アニ録ブログ

あるオタクの思考と嗜好をキロクしたブログ。アニメとマンガを中心としたカルチャー雑記。

もっと違和感を!

小説,哲学書,映画,マンガ,アニメ,絵画,何でもいい。ある種の“難解な”作品を読んでいて,あるいは観ていて,どうしても「わからない」と思う瞬間がある。あるいは,登場人物のキャラクターにどうしても共感できない瞬間がある。そんな時,人はたいていその作品に少なからず苛立ちを覚えるものだ。僕にもそういう経験は多くある。

 

アンリ・ベルクソンの『物質と記憶』は平易な用語なのに難解である。

夢野久作の『ドグラ・マグラ』を読むと主人公の狂気に感染しそうになる。

テオ・アンゲロプロスの『旅芸人の記録』は歴史なのか物語なのかさっぱりわからない。

『serial experiments lain』は何度観てもさっぱりわからない。

 

この種の作品に遭遇した時,若い頃は「この作品は自分には合わないのだ」とか,あるいは端的に「つまらないに違いない」などと断定して拒絶することも多かった。わかりやすい物語や共感できるキャラクターを相手にしていた方がより健全だ。少なくとも読書や映画鑑賞をしながらわざわざストレスを感じるというのは,文化的な営みとしてどこか倒錯している気がする。

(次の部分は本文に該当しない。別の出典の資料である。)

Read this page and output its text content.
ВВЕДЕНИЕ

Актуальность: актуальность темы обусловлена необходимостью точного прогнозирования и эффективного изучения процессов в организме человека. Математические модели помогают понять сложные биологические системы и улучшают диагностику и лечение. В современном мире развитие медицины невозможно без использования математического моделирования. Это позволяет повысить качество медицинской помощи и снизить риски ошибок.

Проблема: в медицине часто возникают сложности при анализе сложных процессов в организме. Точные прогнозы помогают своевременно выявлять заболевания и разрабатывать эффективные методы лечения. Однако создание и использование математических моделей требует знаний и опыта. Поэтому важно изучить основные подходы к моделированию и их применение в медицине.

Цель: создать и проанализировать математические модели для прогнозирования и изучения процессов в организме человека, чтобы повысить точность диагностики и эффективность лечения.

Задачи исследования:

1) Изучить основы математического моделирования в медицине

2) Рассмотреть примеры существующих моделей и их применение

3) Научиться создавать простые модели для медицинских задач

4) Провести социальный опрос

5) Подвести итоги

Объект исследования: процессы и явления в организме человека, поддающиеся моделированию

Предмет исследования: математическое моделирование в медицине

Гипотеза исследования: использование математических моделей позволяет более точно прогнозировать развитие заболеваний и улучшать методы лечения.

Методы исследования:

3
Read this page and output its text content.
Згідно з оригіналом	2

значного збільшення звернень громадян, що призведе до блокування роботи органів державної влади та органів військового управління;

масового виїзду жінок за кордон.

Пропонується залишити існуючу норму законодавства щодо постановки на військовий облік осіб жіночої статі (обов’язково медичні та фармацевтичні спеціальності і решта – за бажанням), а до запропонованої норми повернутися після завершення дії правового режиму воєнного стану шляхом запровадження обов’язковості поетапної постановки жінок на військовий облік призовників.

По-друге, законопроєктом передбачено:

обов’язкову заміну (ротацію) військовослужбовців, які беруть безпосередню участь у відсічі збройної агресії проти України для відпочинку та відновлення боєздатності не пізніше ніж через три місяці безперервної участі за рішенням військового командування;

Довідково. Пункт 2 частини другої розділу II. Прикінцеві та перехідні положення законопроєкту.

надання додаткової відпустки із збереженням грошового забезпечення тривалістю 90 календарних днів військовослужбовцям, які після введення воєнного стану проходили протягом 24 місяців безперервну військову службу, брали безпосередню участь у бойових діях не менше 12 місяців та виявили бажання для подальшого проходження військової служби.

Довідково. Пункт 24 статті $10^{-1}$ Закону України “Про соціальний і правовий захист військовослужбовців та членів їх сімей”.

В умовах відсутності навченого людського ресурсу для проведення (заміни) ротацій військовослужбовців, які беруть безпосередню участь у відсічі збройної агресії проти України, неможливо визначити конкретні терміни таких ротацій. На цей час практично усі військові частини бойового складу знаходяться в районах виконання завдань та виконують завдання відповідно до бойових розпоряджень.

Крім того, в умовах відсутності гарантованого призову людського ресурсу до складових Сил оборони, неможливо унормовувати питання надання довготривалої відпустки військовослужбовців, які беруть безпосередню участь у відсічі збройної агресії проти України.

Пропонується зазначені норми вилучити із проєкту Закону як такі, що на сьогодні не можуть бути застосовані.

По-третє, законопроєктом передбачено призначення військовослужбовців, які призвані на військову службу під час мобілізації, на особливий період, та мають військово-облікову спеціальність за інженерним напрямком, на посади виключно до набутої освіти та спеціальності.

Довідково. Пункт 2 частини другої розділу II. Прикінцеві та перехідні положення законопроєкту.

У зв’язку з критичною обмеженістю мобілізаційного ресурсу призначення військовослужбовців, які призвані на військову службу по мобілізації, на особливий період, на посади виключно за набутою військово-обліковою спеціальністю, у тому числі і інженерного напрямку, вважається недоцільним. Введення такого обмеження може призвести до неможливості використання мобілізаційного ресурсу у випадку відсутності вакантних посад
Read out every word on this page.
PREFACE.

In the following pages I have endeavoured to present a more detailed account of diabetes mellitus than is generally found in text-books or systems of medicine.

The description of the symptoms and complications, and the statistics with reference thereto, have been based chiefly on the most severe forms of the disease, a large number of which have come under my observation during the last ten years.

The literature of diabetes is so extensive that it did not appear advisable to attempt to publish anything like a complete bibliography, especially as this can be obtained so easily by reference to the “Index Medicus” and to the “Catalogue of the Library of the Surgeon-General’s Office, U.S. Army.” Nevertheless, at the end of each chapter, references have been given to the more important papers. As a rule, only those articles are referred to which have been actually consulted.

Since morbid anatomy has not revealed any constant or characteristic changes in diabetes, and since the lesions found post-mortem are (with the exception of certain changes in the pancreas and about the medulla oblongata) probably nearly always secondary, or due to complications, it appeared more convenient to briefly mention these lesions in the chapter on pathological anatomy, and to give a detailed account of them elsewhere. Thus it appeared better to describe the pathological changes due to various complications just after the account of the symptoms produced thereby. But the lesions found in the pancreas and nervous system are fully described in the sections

しかし近頃では,本当にそうだろうかと思うことが多くなった。今現在の思考・嗜好に合わないものこそ,自分の独善的な評価軸をいったんバラバラに解体し,1つひとつの要素を再検証し,新たな要素を導入した上で再構成するきっかけを与えてくれるのではないか。そうすることによって,作品鑑賞のレンジは大幅に広がるのではないか。

もちろん,共感すること自体が悪いというわけではない。登場人物への共感は物語世界への没入感を高めてくれるし,それによって作品理解は深まるだろう。しかしその共感があまりにも容易すぎるものだった場合,そしてそれが何度も繰り返されてしまう場合,まるで真っ直ぐなホースにただ水を流すだけのように,咀嚼も消化も吸収も起こらずに消費されてしまう可能性がある。そうなれば,作り手の側にも受けての側にも豊かな変化は生じないだろう。「なろう系異世界転生モノ」が再生産される現状に,生産性が乏しい1つの理由だ。

自分の価値観の外側にある作品と正面から向き合い,それを理解しようと努めることは,時として膨大な時間を要するかもしれない。しかしそれに少しでも成功すれば,自分の現在の脳細胞の組成と配列が根本から変わってしまうような体験ができるかもしれないのだ。

理解しようと努めた結果,やはり自分の価値観とは合わない,という結論に達するかもしれない。場合によっては“許せない”という所感を抱くかもしれない。そんな時は,その作品の価値世界を自分の外側に置いたままにすればいい。しかしその作品に触れたことで,ほんの少しでも自分の側に組成変化が起こったのであれば,もう一度それを評価し直すチャンスなのかもしれないのだ。

“違和感”こそチャンスである。“きれい”“かわいい”“わかる”に加え,“何だこれは?”という感動ポイントを作ろう。作品を鑑賞した時の違和感の疑問符が多ければ多いほど,次の作品鑑賞への広がりが増す可能性があるかもしれない。これが,僕がアニメ作品を鑑賞する際に心に留めていることの1つである。